Girls can be almost anything they want nowadays — CEOs, world leaders, and now, Boy Scouts.
The Boy Scouts of America announced Wednesday it's expanding its Cub Scout program to welcome girls and will give them the opportunity to earn the Eagle Scout rank.
The organization says this will create convenient programs for whole families, as well as spark interest in demographics "underserved by Scouting." Officials say these demographics include members of the Asian and Hispanic communities.
"This is not just about potentially involving little girls or sisters of our current Cub Scouts. This is about creating a demand and an avenue to serve the whole family that are nonlegacy members," Chief Scout Executive Mike Surbaugh said earlier this year.
Starting in the 2018 year, existing Cub Scout packs can choose to establish an all-girl, all-boy or co-ed pack. Cub Scout dens — which are smaller groups that make up packs — will continue to be single gender.
The Boy Scouts of America is also developing a program for older girls "using the same curriculum as the Boy Scouts program." That program will allow girls to earn the Eagle Scout rank, and it's projected to start in 2019.
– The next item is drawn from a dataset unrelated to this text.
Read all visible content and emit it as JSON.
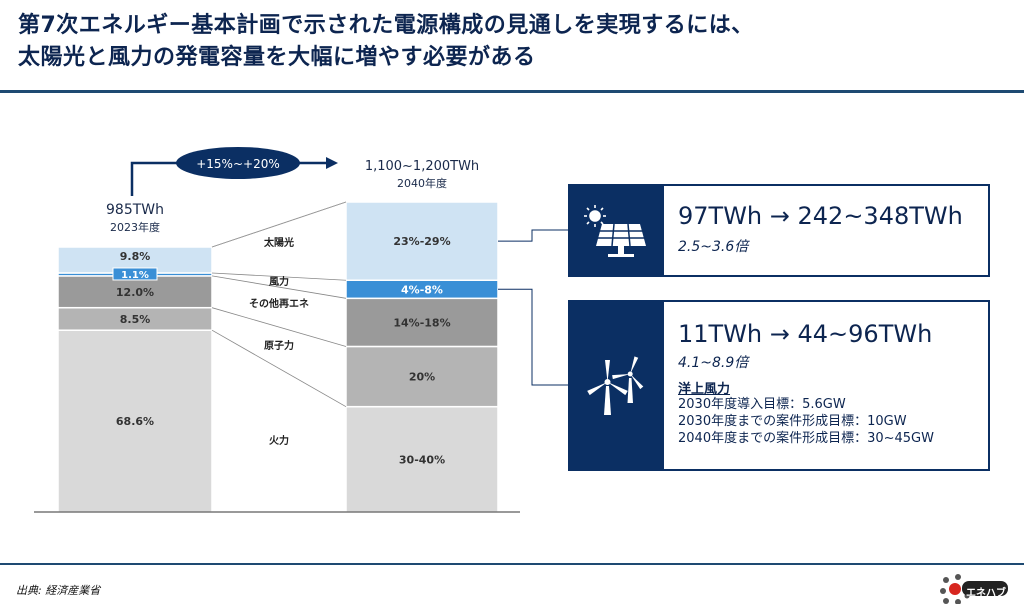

We don't know yet what the Boy Scouts program for girls will be called but calling it "Girl Scouts" could get a little confusing and maybe even controversial.
As of Wednesday afternoon, the Girl Scouts of the USA hadn't commented on the Boy Scouts' latest decision. Earlier this summer, however, multiple outlets reported a growing tension between the organizations.
Back in August, a Girl Scouts spokesperson told BuzzFeed that opening more Boy Scouts programs to girls could be "a potentially dangerous and bad idea." The Girl Scouts' communications director told Slate that, because of differences in how boys and girls learn, the Boy Scouts program "will not simply translate easily into girls."